To: bentway who wrote (345428)8/3/2007 12:53:34 PM
From: tejek  Respond to of 1571443
 
Sign in Kent gets man a day in court

Issued a $125 ticket for advertising 'Impeach' Bush on public property

August 2, 2007
By Dave O'Brien

Record-Courier staff writer

For doing what he believes is expressing his First Amendment right to free speech, Kevin Egler has a trial date in Portage County Municipal Court in Kent.

The South Lincoln Street resident was issued a $125 ticket July 25 by Kent police officer Jerry Schlosser for "advertising on public property," according to court records.

His advertisement? A sign reading "Impeach," urging the impeachment of President Bush placed in a small public garden at the intersection of Main and Willow streets and Haymaker Parkway.

Egler, 45, said he has placed more than 450 anti-Bush signs in the Kent area.

Kent city ordinance 503.02 states "No person shall stick, post or attach any advertisement, poster, sign, handbill or placard of any kind or description upon any telegraph, telephone, railway or electric light pole within the city, nor upon any public building, voting booth, flagging, curbstone, walk, step stone or sidewalk, or write, print or impress or in any manner attach any notice or advertisement of any kind upon any public building, voting booth, flagging, curbstone, step, stone or sidewalk" that is the property of the city.

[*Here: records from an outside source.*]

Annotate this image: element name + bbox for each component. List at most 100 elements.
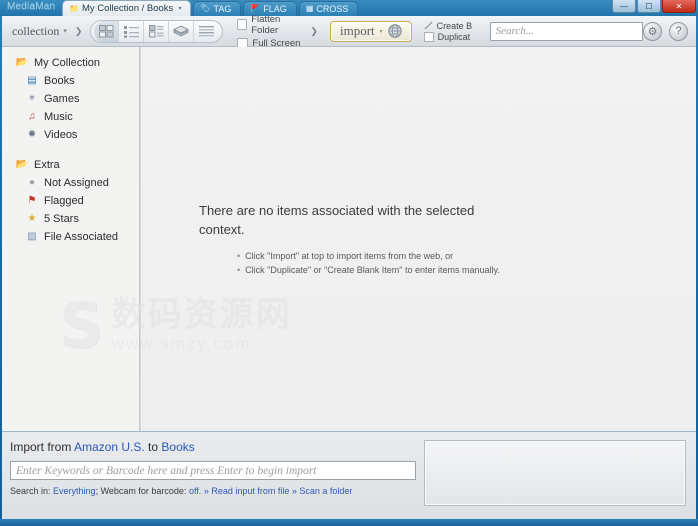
import-button[interactable]: import ▾ bbox=[329, 20, 412, 42]
folder-icon: 📁 bbox=[69, 3, 79, 13]
import-label: import bbox=[339, 23, 375, 38]
toolbar-expand-arrow-right[interactable]: ❯ bbox=[310, 26, 318, 37]
sidebar-item-books[interactable]: ▤ Books bbox=[2, 73, 139, 88]
sidebar-item-label: Books bbox=[44, 74, 75, 87]
sidebar-item-label: My Collection bbox=[34, 56, 101, 69]
gear-icon[interactable]: ⚙ bbox=[643, 21, 662, 41]
tag-icon: 🏷 bbox=[200, 4, 211, 13]
cross-grid-icon: ▦ bbox=[305, 4, 314, 13]
gamepad-icon: ✶ bbox=[27, 93, 37, 104]
toolbar-checkbox-group: Flatten Folder Full Screen bbox=[237, 14, 302, 49]
view-mode-group bbox=[90, 19, 224, 43]
sidebar-item-file-associated[interactable]: ▧ File Associated bbox=[2, 229, 139, 244]
hint-duplicate: Click "Duplicate" or "Create Blank Item"… bbox=[237, 264, 500, 278]
webcam-toggle-link[interactable]: off. bbox=[189, 486, 201, 496]
book-icon: ▤ bbox=[27, 75, 37, 86]
import-panel-title: Import from Amazon U.S. to Books bbox=[10, 440, 410, 454]
folder-icon: 📂 bbox=[15, 57, 29, 68]
flag-icon: ⚑ bbox=[27, 195, 37, 206]
application-window: MediaMan 📁 My Collection / Books ▾ 🏷 TAG… bbox=[0, 0, 698, 526]
flag-icon: 🚩 bbox=[250, 4, 261, 13]
import-preview-pane[interactable] bbox=[424, 440, 686, 506]
view-mode-details-button[interactable] bbox=[144, 20, 170, 42]
sidebar-item-label: Flagged bbox=[44, 194, 84, 207]
import-panel-right bbox=[420, 432, 696, 519]
import-target-link[interactable]: Books bbox=[161, 440, 194, 454]
search-in-label: Search in: bbox=[10, 486, 54, 496]
import-panel: Import from Amazon U.S. to Books Enter K… bbox=[2, 431, 696, 519]
tab-label: My Collection / Books bbox=[81, 3, 174, 14]
sidebar-item-label: Games bbox=[44, 92, 80, 105]
sidebar-divider bbox=[2, 145, 139, 157]
read-input-from-file-link[interactable]: » Read input from file bbox=[204, 486, 290, 496]
sidebar-item-5-stars[interactable]: ★ 5 Stars bbox=[2, 211, 139, 226]
chevron-down-icon: ▾ bbox=[379, 28, 383, 35]
view-mode-stack-button[interactable] bbox=[169, 20, 195, 42]
content-area: There are no items associated with the s… bbox=[59, 47, 696, 431]
music-note-icon: ♫ bbox=[28, 111, 36, 122]
tab-my-collection-books[interactable]: 📁 My Collection / Books ▾ bbox=[62, 0, 192, 16]
duplicate-checkbox[interactable]: Duplicat bbox=[423, 31, 484, 42]
duplicate-label: Duplicat bbox=[437, 31, 471, 42]
sidebar-item-label: Music bbox=[44, 110, 73, 123]
tab-tag[interactable]: 🏷 TAG bbox=[193, 1, 242, 16]
collection-dropdown[interactable]: collection ▾ bbox=[12, 24, 67, 39]
import-source-link[interactable]: Amazon U.S. bbox=[74, 440, 145, 454]
toolbar-expand-arrow-left[interactable]: ❯ bbox=[75, 26, 83, 37]
stack-view-icon bbox=[173, 24, 190, 37]
scan-a-folder-link[interactable]: » Scan a folder bbox=[292, 486, 353, 496]
flatten-folder-checkbox[interactable]: Flatten Folder bbox=[237, 14, 302, 36]
maximize-button[interactable]: ☐ bbox=[637, 0, 661, 13]
details-view-icon bbox=[148, 24, 164, 37]
tab-label: FLAG bbox=[263, 4, 287, 14]
star-icon: ★ bbox=[27, 213, 37, 224]
search-placeholder: Search... bbox=[495, 25, 535, 37]
title-bar: MediaMan 📁 My Collection / Books ▾ 🏷 TAG… bbox=[0, 0, 698, 16]
view-mode-list-button[interactable] bbox=[119, 20, 145, 42]
collection-label: collection bbox=[12, 23, 60, 38]
sidebar-item-music[interactable]: ♫ Music bbox=[2, 109, 139, 124]
empty-state-message: There are no items associated with the s… bbox=[199, 203, 475, 237]
circle-icon: ● bbox=[28, 177, 36, 188]
status-bar bbox=[0, 519, 698, 526]
main-body: 📂 My Collection ▤ Books ✶ Games ♫ Music … bbox=[2, 47, 696, 431]
search-in-everything-link[interactable]: Everything bbox=[53, 486, 96, 496]
hint-import: Click "Import" at top to import items fr… bbox=[237, 250, 500, 264]
tab-label: CROSS bbox=[316, 4, 349, 14]
close-button[interactable]: ✕ bbox=[662, 0, 696, 13]
import-title-prefix: Import from bbox=[10, 440, 75, 454]
sidebar-item-flagged[interactable]: ⚑ Flagged bbox=[2, 193, 139, 208]
chevron-down-icon: ▾ bbox=[63, 27, 67, 35]
view-mode-grid-button[interactable] bbox=[94, 20, 120, 42]
sidebar-item-label: 5 Stars bbox=[44, 212, 79, 225]
sidebar-item-games[interactable]: ✶ Games bbox=[2, 91, 139, 106]
create-blank-item-button[interactable]: Create B bbox=[424, 21, 484, 31]
sidebar-item-not-assigned[interactable]: ● Not Assigned bbox=[2, 175, 139, 190]
search-input[interactable]: Search... bbox=[489, 21, 643, 41]
create-blank-label: Create B bbox=[436, 20, 473, 31]
keyword-barcode-input[interactable]: Enter Keywords or Barcode here and press… bbox=[10, 461, 416, 480]
video-icon: ✹ bbox=[27, 129, 37, 140]
empty-state-hints: Click "Import" at top to import items fr… bbox=[237, 250, 500, 278]
folder-icon: 📂 bbox=[15, 159, 29, 170]
lines-view-icon bbox=[199, 25, 215, 36]
keyword-placeholder: Enter Keywords or Barcode here and press… bbox=[16, 464, 317, 477]
sidebar-navigation: 📂 My Collection ▤ Books ✶ Games ♫ Music … bbox=[2, 47, 140, 431]
view-mode-lines-button[interactable] bbox=[194, 21, 219, 42]
grid-view-icon bbox=[98, 24, 114, 37]
sidebar-item-my-collection[interactable]: 📂 My Collection bbox=[2, 55, 139, 70]
webcam-label: ; Webcam for barcode: bbox=[95, 486, 189, 496]
create-blank-duplicate-group: Create B Duplicat bbox=[423, 21, 484, 42]
sidebar-item-extra[interactable]: 📂 Extra bbox=[2, 157, 139, 172]
tab-cross[interactable]: ▦ CROSS bbox=[298, 1, 359, 16]
minimize-button[interactable]: — bbox=[612, 0, 636, 13]
sidebar-item-label: Extra bbox=[34, 158, 60, 171]
pencil-icon bbox=[424, 21, 433, 30]
help-icon[interactable]: ? bbox=[669, 21, 688, 41]
import-title-mid: to bbox=[144, 440, 162, 454]
main-toolbar: collection ▾ ❯ Flatten Folder Full Scree… bbox=[2, 14, 696, 49]
sidebar-item-label: Not Assigned bbox=[44, 176, 109, 189]
sidebar-item-videos[interactable]: ✹ Videos bbox=[2, 127, 139, 142]
chevron-down-icon[interactable]: ▾ bbox=[178, 5, 181, 12]
sidebar-item-label: Videos bbox=[44, 128, 78, 141]
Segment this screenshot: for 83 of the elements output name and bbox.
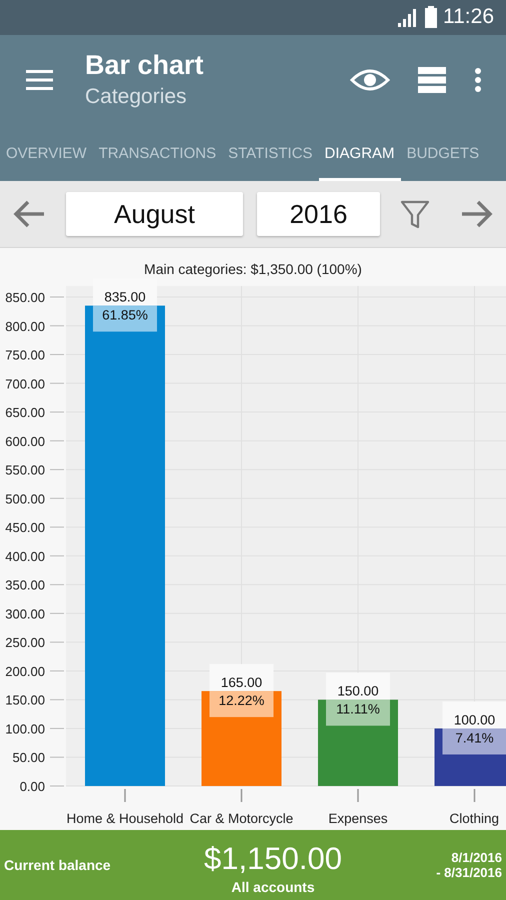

However, Egler said he believes the message on the sign he posted is at issue, not the act itself. He said he can show dozens of other examples of advertising on public property in the city, including U.S. Army recruitment posters, "for sale" signs and other handbills tacked to public property that have not attracted the same attention.

If he can't place them in Kent, Egler said he will move his operations to the Akron area.

Egler, who is not affiliated with any local anti-war groups, hosted a small gathering Tuesday with Chicago activist and poet Mario Penalver, who has undertaken an 800-mile walk from Chicago to Washington D.C. to protest the Iraq War and inspire dialogues on peace.

Joining Penalver are Denver-based activists Brother Raymond Schwab and Brother Elliott Nesch of Beit Shalom Ministries, an evangelical Christian ministry dedicated to protesting the war, who left Denver March 1 on their own mission to Washington D.C.

All three men attended Egler's hearing Wednesday, picketing outside the Kent courthouse with signs saying "Honk for peace" and "Impeach Bush."

The three activists said they are disturbed by what they believe is a political motive behind the ticket.

"We need to be more vigilant in times of war to protect our liberties," Schwab said.

"We can't let fear compromise our Constitution," Penalver said.

Judge John Plough set a pretrial for Aug. 9 and a trial for Aug. 16.